Yes, probably not, but I agree that it's fine for now.  Or better yet, if we're targeting SQL Server 2005 at a minimum, then you could use MAX instead for Title, ApiLocation, ApiType and ApiName.  We can examine the domains for the other columns in the future.

> in your ListHelper class...'Union()' actually performs an Intersect operation....and 'Combine()' actually performs a Union operation :P

I never said that math was my strong point ;)  Although maybe I just changed the implementations but forgot to rename them - I can't remember.

Anyway, thanks for pointing that out.  It will be fixed in the next release.

- Dave
Dec 9, 2008 at 4:40 PM
This discussion has been copied to a work item. Click here to go to the work item and continue the discussion.
Dec 9, 2008 at 6:36 PM
another thing I noticed...the hot keywords and excluded keywords comparisons in DocSiteSearch/StringList seem to be case sensitive....I would think they probably shouldn't be...
Dec 9, 2008 at 7:16 PM
Hi Chris,

Another good observation :)

The quickest solution is to simply add the following to the StringList class constructor(s).

    : base(StringComparer.OrdinalIgnoreCase)

I'll make the change for 1.12.

Thanks, 
Dave
Dec 9, 2008 at 7:59 PM
This discussion has been copied to a work item.
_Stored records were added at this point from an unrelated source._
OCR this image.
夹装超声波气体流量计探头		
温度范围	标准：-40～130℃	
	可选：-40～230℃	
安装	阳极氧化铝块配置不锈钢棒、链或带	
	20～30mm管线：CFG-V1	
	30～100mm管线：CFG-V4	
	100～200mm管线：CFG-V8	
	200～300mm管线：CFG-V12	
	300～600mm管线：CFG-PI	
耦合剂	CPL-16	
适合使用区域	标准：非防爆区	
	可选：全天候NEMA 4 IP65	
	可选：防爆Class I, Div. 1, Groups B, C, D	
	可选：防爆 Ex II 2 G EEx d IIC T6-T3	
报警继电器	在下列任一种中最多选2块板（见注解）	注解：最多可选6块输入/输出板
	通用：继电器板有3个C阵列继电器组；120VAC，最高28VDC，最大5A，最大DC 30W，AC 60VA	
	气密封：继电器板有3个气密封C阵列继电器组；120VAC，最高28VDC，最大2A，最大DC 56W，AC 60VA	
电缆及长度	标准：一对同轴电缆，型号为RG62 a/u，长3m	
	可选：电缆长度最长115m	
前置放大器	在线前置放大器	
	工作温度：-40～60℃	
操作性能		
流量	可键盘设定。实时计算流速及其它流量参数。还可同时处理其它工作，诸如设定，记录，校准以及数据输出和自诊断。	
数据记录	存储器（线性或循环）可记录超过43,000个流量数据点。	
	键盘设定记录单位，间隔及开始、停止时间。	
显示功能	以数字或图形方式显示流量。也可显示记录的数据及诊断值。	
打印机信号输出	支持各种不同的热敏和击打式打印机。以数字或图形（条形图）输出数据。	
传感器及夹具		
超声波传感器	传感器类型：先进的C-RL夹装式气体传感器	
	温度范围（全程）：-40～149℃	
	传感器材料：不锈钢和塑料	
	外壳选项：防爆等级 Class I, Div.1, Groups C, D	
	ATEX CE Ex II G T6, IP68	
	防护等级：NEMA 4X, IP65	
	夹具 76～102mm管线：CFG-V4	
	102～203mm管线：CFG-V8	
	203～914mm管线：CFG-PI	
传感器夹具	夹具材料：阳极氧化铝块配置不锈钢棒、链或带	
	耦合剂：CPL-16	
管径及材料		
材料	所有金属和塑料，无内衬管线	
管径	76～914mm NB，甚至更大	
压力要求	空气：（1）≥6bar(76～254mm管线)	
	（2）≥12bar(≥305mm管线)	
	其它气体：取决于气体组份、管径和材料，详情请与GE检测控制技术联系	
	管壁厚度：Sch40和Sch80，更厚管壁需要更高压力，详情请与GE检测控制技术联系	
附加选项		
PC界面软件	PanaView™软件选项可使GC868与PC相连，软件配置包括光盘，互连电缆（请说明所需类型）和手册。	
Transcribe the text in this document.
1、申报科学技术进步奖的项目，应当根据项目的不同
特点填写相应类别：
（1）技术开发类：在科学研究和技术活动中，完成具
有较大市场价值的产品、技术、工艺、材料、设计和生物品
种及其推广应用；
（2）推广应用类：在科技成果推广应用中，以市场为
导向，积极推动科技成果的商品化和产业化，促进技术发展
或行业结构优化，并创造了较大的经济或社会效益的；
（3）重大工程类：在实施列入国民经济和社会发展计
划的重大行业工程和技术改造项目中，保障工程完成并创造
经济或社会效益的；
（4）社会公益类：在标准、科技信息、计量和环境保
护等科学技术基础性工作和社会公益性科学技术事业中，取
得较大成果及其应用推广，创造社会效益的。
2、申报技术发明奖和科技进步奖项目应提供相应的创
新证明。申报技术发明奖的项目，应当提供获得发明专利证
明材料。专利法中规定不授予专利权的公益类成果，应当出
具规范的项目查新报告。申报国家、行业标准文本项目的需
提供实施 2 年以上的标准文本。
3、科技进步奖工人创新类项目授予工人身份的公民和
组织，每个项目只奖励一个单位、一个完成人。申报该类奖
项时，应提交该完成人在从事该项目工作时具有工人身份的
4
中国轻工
Click here to go to the work item and continue the discussion.
Dec 19, 2008 at 5:49 PM
sooooo.....I have a SqlSearchProvider implementation done and working.  The good thing about it is that it requires no changes to existing code to use it.  It performs quite well, but there are definitly a couple things about it that I'm not terribly happy with...but it works.  I think its about as good as I can make it without making changes to the codebase, and its not looking like I'm going to get any time to work on it anymore for at least a month...so I figure it's as good a time as ever to hand it over :P  I've tested it with my doc-set which is 92000 files with 10000000 keywords (occurances), and it performs decently well....not spectacular, but definately usable.  How shall I send you the files?
Dec 19, 2008 at 6:00 PM
actually...here...I've uploaded a rar that contains all the files: http://www.virgeweb.com/redec/crap/docsite.rar ....take a look through it when you have some time....I'm sure you'll have questions about why I did certain things...there was quite a bit of trial/error to find the most performant method
Dec 24, 2008 at 7:05 PM
Hi Chris,

Thanks for the code.  I've download it and will take a look when I get some time.

Sorry for the delay, I've been quite busy myself.  If it works for me then I'll consider packaging and distributing it as an add-on for DocProject until I get some time to properly integrate it.  You'll be getting credit for your work, of course :)

- Dave